As nações ricas emprestaram pelo menos 18 mil milhões de dólares (16,65 mil milhões de euros) a juros de mercado, incluindo 10,2 mil milhões de dólares (9,44 mil milhões de euros) em empréstimos feitos pelo Japão, 3,6 mil milhões de dólares (3,33 mil milhões de euros) pela França, 1,9 mil milhões de dólares (1,76 mil milhões de euros) pela Alemanha e 1,5 mil milhões de dólares (1,39 mil milhões de euros) pelos Estados Unidos (EUA), de acordo com a análise da Reuters e do Big Local News, um programa de jornalismo da Universidade Stanford, nos EUA. Esta não é a norma para empréstimos para projectos relacionados com o clima e com outro tipo de ajudas, que normalmente têm juros baixos ou nulos.

Pelo menos outros 11 mil milhões de dólares (10,18 mil milhões de euros) em empréstimos – quase todos vindos do Japão – exigiam que os países beneficiários contratassem ou comprassem materiais a empresas dos países credores.

A Reuters identificou ainda pelo menos 10,6 mil milhões de dólares (9,81 mil milhões de euros) em subvenções vindas de 24 países e da União Europeia que, de forma semelhante, exigiam que os beneficiários contratassem empresas, organizações sem fins lucrativos e agências públicas de nações específicas – normalmente do doador do financiamento – para fazer o trabalho ou fornecer materiais.

Oferecer empréstimos para questões climáticas a taxas de mercado ou condicionar o financiamento à contratação de determinadas empresas significa que o dinheiro destinado aos países em desenvolvimento é devolvido aos países ricos.

"Do ponto de vista da justiça, isto é profundamente repreensível", disse Liane Schalatek, directora associada da filial de Washington da Fundação Heinrich-Boll, um grupo de reflexão alemão que promove políticas ambientais.

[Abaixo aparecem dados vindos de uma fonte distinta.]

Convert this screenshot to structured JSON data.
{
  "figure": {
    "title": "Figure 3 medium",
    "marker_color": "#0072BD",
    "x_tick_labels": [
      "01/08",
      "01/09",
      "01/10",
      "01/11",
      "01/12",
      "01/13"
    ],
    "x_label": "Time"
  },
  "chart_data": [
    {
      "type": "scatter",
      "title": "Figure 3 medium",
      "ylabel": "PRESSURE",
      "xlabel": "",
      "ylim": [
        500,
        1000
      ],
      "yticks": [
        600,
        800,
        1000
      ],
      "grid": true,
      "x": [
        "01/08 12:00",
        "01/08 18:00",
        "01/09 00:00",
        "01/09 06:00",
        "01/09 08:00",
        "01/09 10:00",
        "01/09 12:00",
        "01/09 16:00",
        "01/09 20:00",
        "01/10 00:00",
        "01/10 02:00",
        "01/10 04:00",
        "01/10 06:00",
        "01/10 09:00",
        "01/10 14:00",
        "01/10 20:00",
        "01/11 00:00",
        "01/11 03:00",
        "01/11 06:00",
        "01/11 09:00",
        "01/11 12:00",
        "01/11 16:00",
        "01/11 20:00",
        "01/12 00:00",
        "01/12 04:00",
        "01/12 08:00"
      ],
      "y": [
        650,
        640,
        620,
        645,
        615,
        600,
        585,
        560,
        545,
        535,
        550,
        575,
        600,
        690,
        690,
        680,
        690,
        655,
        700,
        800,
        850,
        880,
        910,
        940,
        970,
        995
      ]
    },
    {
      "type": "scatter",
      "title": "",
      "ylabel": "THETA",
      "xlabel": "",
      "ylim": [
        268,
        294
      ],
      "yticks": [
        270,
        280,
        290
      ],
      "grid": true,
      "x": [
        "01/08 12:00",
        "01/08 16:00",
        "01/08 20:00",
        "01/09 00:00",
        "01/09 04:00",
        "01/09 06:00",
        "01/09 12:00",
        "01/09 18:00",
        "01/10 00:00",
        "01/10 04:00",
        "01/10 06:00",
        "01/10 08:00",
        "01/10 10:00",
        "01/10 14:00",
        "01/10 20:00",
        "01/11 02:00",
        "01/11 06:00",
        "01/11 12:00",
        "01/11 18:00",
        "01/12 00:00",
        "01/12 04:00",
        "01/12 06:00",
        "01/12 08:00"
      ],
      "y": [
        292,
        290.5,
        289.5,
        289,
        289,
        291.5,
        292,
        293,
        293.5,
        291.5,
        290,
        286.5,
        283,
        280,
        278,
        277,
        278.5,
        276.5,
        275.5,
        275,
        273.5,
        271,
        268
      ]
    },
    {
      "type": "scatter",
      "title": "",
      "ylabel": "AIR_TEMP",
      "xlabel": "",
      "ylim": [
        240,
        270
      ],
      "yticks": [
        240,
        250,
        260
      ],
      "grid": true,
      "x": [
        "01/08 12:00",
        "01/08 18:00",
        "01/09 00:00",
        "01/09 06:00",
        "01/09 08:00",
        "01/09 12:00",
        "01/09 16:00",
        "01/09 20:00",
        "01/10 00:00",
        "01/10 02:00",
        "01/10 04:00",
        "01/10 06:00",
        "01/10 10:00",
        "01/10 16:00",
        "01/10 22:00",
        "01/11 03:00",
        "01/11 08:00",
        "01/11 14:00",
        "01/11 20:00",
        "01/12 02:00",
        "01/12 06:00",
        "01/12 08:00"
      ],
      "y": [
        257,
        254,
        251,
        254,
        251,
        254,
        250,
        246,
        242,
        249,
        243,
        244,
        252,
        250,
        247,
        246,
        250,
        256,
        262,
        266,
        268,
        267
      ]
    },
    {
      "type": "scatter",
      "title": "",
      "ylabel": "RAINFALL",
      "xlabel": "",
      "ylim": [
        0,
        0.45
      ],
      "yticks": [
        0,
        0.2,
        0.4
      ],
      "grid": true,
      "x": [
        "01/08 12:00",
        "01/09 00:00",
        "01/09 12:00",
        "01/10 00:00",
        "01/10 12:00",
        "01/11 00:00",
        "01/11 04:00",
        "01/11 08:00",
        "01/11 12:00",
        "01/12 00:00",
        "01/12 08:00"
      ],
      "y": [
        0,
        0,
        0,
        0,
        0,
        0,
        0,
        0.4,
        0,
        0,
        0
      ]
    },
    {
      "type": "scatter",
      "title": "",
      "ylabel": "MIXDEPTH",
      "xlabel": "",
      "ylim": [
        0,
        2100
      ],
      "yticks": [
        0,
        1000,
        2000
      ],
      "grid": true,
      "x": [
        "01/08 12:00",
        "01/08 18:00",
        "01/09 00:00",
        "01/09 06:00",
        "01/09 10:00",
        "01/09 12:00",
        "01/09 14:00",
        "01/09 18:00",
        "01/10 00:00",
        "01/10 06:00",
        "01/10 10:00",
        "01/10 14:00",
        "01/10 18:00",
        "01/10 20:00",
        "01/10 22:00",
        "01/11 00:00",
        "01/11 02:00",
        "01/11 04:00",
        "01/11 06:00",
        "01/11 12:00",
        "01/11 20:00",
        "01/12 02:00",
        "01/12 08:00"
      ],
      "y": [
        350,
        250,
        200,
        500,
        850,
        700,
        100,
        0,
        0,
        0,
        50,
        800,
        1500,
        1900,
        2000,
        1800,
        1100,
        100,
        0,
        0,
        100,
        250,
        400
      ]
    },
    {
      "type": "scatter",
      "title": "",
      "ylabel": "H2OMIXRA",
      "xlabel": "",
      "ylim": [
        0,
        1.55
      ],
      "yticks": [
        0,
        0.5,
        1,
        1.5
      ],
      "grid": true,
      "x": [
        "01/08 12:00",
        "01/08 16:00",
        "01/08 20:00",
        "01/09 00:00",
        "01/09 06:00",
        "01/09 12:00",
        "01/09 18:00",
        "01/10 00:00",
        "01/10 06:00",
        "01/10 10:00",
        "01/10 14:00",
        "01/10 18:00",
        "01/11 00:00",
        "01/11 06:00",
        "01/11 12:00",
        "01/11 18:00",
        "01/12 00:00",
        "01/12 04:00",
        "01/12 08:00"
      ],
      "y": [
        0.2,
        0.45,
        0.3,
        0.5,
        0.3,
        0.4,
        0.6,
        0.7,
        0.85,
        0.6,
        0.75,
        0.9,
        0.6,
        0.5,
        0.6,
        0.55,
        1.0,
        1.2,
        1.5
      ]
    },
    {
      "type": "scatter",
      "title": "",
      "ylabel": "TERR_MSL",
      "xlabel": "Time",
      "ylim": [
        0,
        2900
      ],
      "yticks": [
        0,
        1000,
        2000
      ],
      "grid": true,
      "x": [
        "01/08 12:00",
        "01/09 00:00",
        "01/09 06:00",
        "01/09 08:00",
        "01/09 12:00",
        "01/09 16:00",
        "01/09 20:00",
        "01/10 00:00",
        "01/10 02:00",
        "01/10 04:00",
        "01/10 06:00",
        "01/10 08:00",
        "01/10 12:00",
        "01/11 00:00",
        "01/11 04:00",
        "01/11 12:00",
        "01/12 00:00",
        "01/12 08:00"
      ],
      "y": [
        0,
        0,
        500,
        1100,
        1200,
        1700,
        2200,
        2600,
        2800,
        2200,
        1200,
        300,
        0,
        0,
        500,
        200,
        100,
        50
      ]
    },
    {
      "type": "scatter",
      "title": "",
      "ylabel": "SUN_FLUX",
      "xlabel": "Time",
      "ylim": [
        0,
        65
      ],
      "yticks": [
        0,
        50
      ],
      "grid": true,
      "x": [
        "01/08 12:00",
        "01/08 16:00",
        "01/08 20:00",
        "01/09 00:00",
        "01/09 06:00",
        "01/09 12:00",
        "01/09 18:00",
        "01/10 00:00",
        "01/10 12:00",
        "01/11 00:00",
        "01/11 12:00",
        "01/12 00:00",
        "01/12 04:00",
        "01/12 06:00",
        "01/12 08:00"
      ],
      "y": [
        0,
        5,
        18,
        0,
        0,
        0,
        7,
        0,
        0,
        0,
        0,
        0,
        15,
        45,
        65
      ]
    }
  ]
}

Os analistas afirmaram que as subvenções que exigem que os beneficiários contratem fornecedores dos países ricos são menos prejudiciais do que os empréstimos com tais condições, porque não exigem o reembolso. Por vezes, estes acordos são mesmo necessários, quando os países beneficiários não têm os conhecimentos necessários para prestar um serviço, explicam os analistas. Mas, outras vezes, os acordos beneficiam as economias dos doadores à custa dos países em desenvolvimento. Isso prejudica o objectivo de ajudar as nações vulneráveis a desenvolver a resiliência e a tecnologia para fazer face às alterações climáticas, afirmaram as fontes especialistas na área do clima e das finanças.

"O fornecimento de financiamento [para o combate] climático não deve ser uma oportunidade de negócio", afirmou Liane Schalatek. Deve "servir as necessidades e as prioridades dos países em desenvolvimento beneficiários do financiamento".

Muitos dos empréstimos e subvenções condicionados que foram analisados pela Reuters foram contabilizados para o compromisso das nações desenvolvidas de enviar os tais cem mil milhões de dólares por ano até 2020 para os países mais pobres, desproporcionalmente prejudicados pelas alterações climáticas. Assumido pela primeira vez em 2009, o compromisso foi reafirmado no acordo climático de Paris, em 2015. Cerca de 353 mil milhões de dólares (326,59 mil milhões de euros) foram pagos de 2015 a 2020. Este montante incluiu 189 mil milhões de dólares (174,86 mil milhões de euros) em pagamentos directos de país para país, que foram o foco da análise da Reuters.

Mais de metade desse financiamento directo –​ cerca de 54% – foi concedido sob a forma de empréstimos e não de subvenções, um facto que irrita alguns representantes de países em desenvolvimento endividados, como o Equador. Estes dizem que não deveriam ter de contrair mais dívidas para resolver problemas causados em grande parte pelo mundo desenvolvido.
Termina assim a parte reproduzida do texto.